Were the results effectively interpreted and reported? Objectivity -- is the author's perspective even-handed or prejudicial? Is contrary data considered or is certain pertinent information ignored to prove the author's point? Persuasiveness -- which of the author's theses are most convincing or least convincing? Value -- are the author's arguments and conclusions convincing? Does the work ultimately contribute in any significant way to an understanding of the subject? Development of the Literature Review Four Stages 1.
Problem formulation -- which topic or field is being examined and what are its component issues? Literature search -- finding materials relevant to the subject being explored. Data evaluation -- determining which literature makes a significant contribution to the understanding of the topic. It is an assessment of the literature and provides a summary, classification, comparison and evaluation. At postgraduate level literature reviews can be incorporated into an article, a research report or thesis.
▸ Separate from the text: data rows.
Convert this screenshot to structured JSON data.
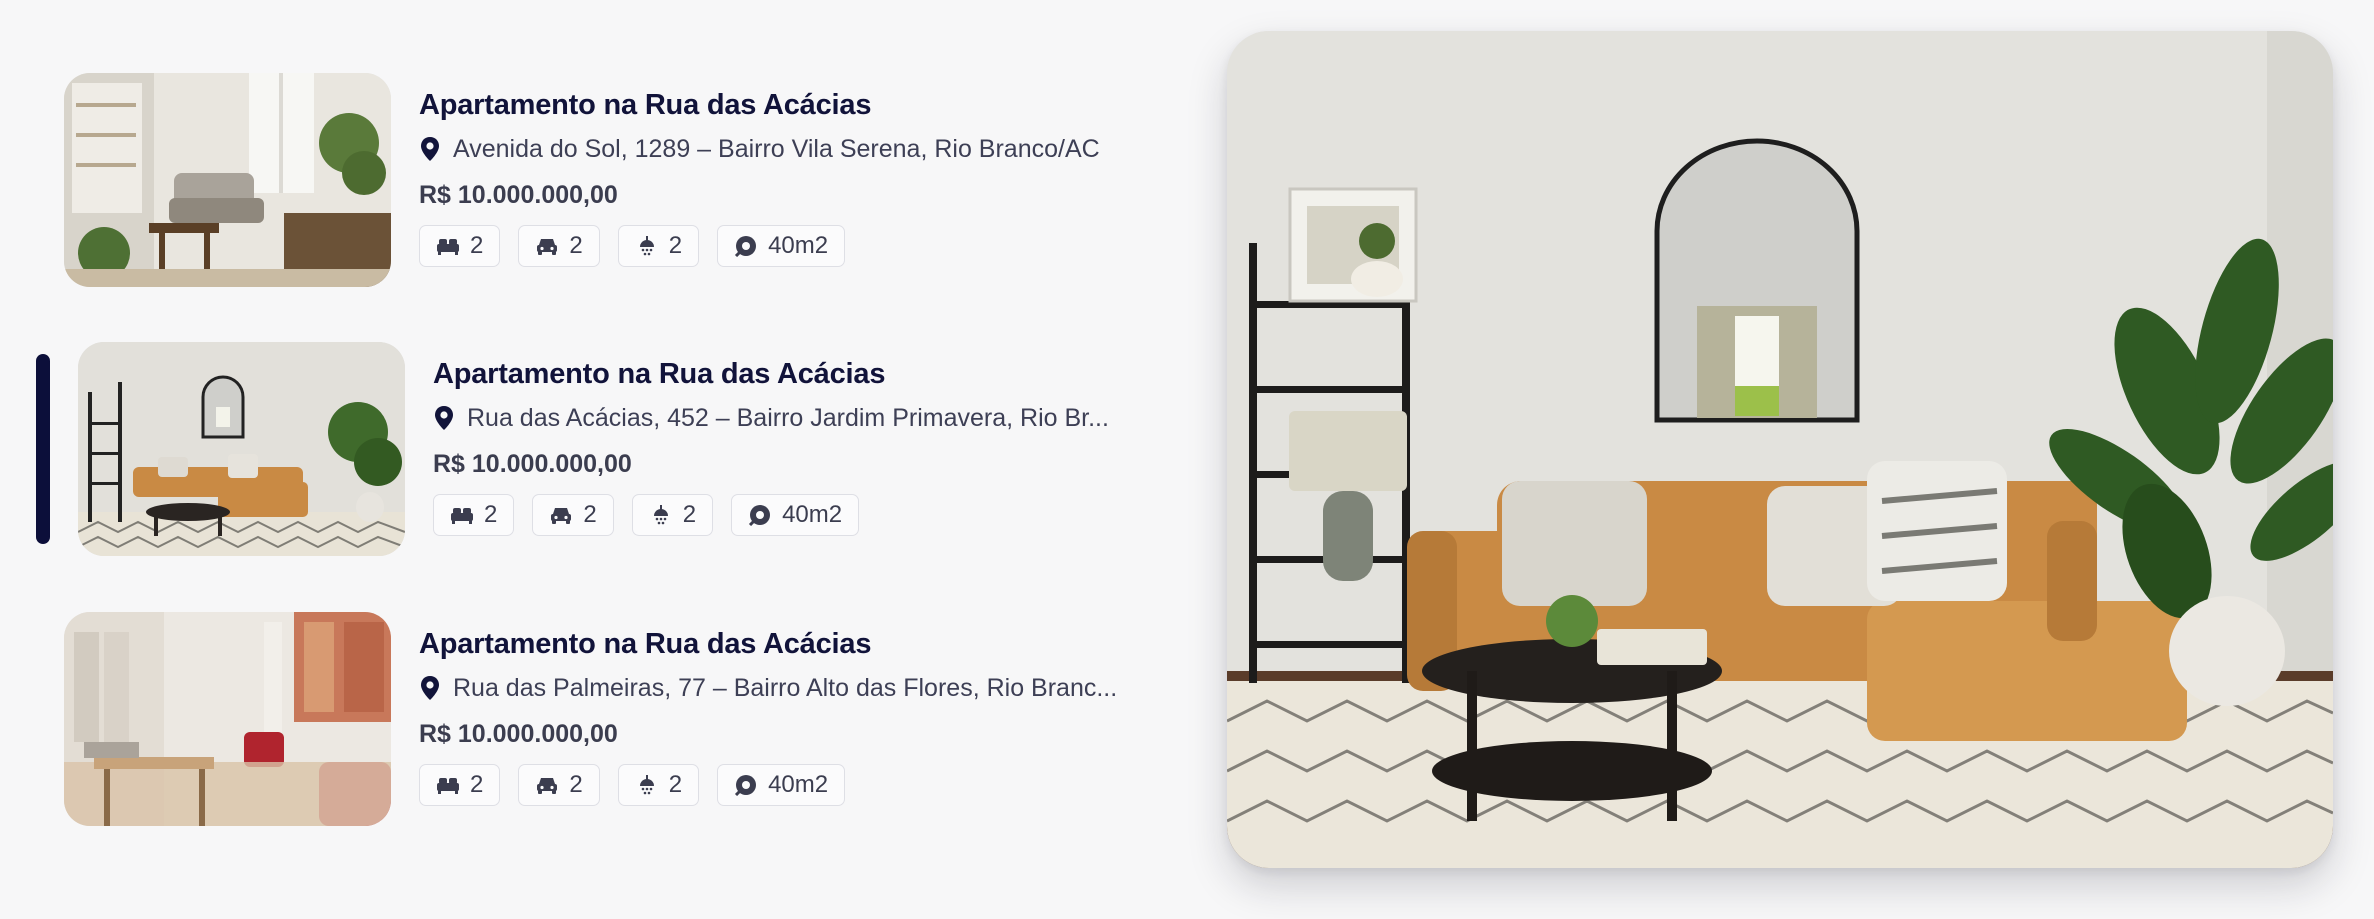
{
  "listings": [
    {
      "title": "Apartamento na Rua das Acácias",
      "address": "Avenida do Sol, 1289 – Bairro Vila Serena, Rio Branco/AC",
      "price": "R$ 10.000.000,00",
      "bedrooms": "2",
      "parking": "2",
      "bathrooms": "2",
      "area": "40m2",
      "selected": false
    },
    {
      "title": "Apartamento na Rua das Acácias",
      "address": "Rua das Acácias, 452 – Bairro Jardim Primavera, Rio Br...",
      "price": "R$ 10.000.000,00",
      "bedrooms": "2",
      "parking": "2",
      "bathrooms": "2",
      "area": "40m2",
      "selected": true
    },
    {
      "title": "Apartamento na Rua das Acácias",
      "address": "Rua das Palmeiras, 77 – Bairro Alto das Flores, Rio Branc...",
      "price": "R$ 10.000.000,00",
      "bedrooms": "2",
      "parking": "2",
      "bathrooms": "2",
      "area": "40m2",
      "selected": false
    }
  ],
  "icons": {
    "address": "location-pin-icon",
    "bedrooms": "bed-icon",
    "parking": "car-icon",
    "bathrooms": "shower-icon",
    "area": "area-icon"
  },
  "colors": {
    "background": "#f7f7f8",
    "title": "#11133a",
    "selected_indicator": "#0c0f3a",
    "text_muted": "#3d3f55"
  }
}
At undergraduate level literature reviews can be a separate stand alone assessment. The literature review is generally in the format of a standard essay made up of three components: an introduction, a body and a conclusion. It is not a list like an annotated bibliography in which a summary of each source is listed one by one. Why do we write literature reviews? At university you may be asked to write a literature review in order to demonstrate your understanding of the literature on a particular topic.
What are you being asked to do in your literature review? What are you searching the literature to discover? Check your assignment question and your criteria sheet to know what to focus on. Do an extensive search of the literature Find out what has been written on the topic.
What kind of literature? Select appropriate source material: Use a variety of academic or scholarly sources that are relevant, current and authoritative. An extensive review of relevant material will include — books, journal articles, reports, government documents, conference proceedings and web resources.
Some questions to ask: How are they organizing their ideas? Results: The results section for these studies involves comprehensive data analysis to determine the significance of the study outcomes. Historical literature reviews focus on examining research throughout a period of time, often starting with the first time an issue, concept, theory, phenomena emerged in the literature, then tracing its evolution within the scholarship of a discipline. Discussion: This section usually interprets the study data based on their weighted significance and the power of the results. Make sure the sources you use are credible , and make sure you read any landmark studies and major theories in your field of research. What are the key concepts and how are they defined?
Are the author's arguments supported by evidence [e. Evaluate the data choosing which literature is more precious for your subject. Compare your paper with over 60 billion web pages and 30 million publications.
For each publication, ask yourself: What question or problem is the author addressing? These studies are based on a well-defined strategy unlike narrative reviews. Are the author's arguments supported by evidence [e.
However, sometimes you may need to add additional sections that are necessary for your study, but do not fit in the organizational strategy of the body.
Thematic principle helps to form parts of the body by their meaning. What methods have they used to study the problem? If you have time read aloud all you have written — it will help to hear where you may improve your text. Chronologically with the date of publication, or 3. Endnote is an excellent way to store your research library and import it into the manuscript in the format required by the journal.